If the answer is No,”Have never followed any best practices checklist ! “,then its the right time to change that perspective.
Lets look at Wikipedia definition of best practice –
A best practice is a method or technique that has consistently shown results superior to those achieved with other means, and that is used as a benchmark. In addition, a “best” practice can evolve to become better as improvements are discovered. Best practice is considered by some as a business buzzword, used to describe the process of developing and following a standard way of doing things that multiple organizations can use.
This definition makes perfect sense with SQL Server too.We do have great set of information out there which clearly talks about best practices when you are dealing with SQL Server deployments.
A simple example would be – Your data and log file should not reside on the same drive.
There will always be a reason for a best practice and best practice is always not constant.It can evolve over time and can become better.(I like to stress this sentence a lot !)
Recently I have observed a question related to Database Mirroring(DBM) where in the user was getting an event logged in the sql error log
The mirroring connection to “TCP://abc.xyz.com:5022” has timed out for database “DB” after 10 seconds without a response. Check the service and network connections.
This is directly related to a best practice within DBM.The failover mechanism within database mirroring is designed such a way that the instances sends across a Ping within each other to understand if they are alive.
A simple pictorial representation of Principal Instance and Witness instance sending a ping to the Mirrored instance is shown below.This is a one way representation only.
A ping is sent every 1 second.
The mirrored/witness instance will also send across pings to check if the principal is alive.In the event of Principal not being available,Mirrored instance will talk to Witness and will get confirmation that Principal is indeed unavailable. Next course of action is initiated from then.
This course of action depends on something called as Partner Time out.The default is 10 seconds and you can change this value.As per best practices,the value should be 10 seconds and above.

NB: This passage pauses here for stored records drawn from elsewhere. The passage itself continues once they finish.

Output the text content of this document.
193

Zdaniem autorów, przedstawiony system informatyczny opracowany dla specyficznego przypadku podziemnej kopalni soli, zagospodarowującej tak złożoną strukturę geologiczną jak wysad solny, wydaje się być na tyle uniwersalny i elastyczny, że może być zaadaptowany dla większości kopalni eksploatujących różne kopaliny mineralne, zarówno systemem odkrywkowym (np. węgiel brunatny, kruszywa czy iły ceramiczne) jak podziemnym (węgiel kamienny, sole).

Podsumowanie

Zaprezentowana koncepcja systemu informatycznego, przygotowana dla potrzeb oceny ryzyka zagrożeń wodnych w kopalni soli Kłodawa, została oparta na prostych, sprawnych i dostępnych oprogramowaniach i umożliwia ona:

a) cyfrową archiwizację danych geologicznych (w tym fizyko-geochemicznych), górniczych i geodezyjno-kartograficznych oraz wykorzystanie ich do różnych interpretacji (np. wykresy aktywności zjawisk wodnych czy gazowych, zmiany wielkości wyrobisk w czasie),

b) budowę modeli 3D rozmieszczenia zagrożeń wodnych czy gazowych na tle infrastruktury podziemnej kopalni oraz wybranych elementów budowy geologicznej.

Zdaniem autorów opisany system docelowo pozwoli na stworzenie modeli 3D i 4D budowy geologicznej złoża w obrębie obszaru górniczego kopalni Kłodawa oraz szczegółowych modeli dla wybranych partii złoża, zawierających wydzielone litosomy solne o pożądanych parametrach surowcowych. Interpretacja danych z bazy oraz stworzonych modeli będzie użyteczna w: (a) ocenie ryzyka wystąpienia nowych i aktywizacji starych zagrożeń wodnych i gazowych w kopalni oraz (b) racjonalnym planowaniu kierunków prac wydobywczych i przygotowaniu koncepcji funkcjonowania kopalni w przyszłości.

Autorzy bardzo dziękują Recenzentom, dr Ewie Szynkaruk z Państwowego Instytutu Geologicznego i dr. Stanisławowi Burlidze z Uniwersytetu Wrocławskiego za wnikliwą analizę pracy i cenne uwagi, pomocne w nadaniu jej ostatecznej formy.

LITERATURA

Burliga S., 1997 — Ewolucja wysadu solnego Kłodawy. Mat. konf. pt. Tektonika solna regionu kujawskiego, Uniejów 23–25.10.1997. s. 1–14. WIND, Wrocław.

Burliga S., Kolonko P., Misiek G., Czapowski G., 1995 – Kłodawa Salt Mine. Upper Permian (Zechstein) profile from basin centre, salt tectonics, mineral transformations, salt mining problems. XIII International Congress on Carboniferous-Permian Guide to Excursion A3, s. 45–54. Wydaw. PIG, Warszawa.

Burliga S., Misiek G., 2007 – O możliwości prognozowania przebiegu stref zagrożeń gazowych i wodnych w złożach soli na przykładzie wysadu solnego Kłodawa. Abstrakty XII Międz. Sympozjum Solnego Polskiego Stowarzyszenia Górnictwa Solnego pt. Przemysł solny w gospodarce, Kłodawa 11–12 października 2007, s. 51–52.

Lets assume that your DBM environment is configured such a way that it utilizes synchronous mirroring with automatic failover.If the Mirrorred instance doesnt not receive any responses to Ping for 10 seconds from Principal,then a failover will be initiated.[Under default Partner Time out settings]
Lets go back to the error log message which was discussed earlier.In this situation the user was not using an Automatic failover(No witness) and the ping was between the Principal and Mirrored instance.
There were network latency between the servers,hence the Ping from Principal did not received any responses for 10 seconds and an event was logged.As there is no witness an automatic failover is not triggered.
If there was a witness for automatic failover,then it would have been pretty dangerous to initiate a failover because of network latency.
The solution for the above user is to set an upper limit for the Partner Time Out value.
ALTER DATABASE <dbname> SET PARTNER TIMEOUT 20
This command has to be ran at the Principal server end.
Lowering this number for achieving quick failure responses is a Myth ! The default value of 10 should never be changed to a lower value.Upper values can be set upon doing proper analysis of the DBM environment and failover requirements.
I am curious to learn if you have any upper limits for this value in your environment and if Yes,then what is the reason.Please share your thoughts as comments here.
Thanks for reading.
60 secs and still thinking of increasing it. The app DB keeps on reporting a swap eventhough the principal is actually up and running.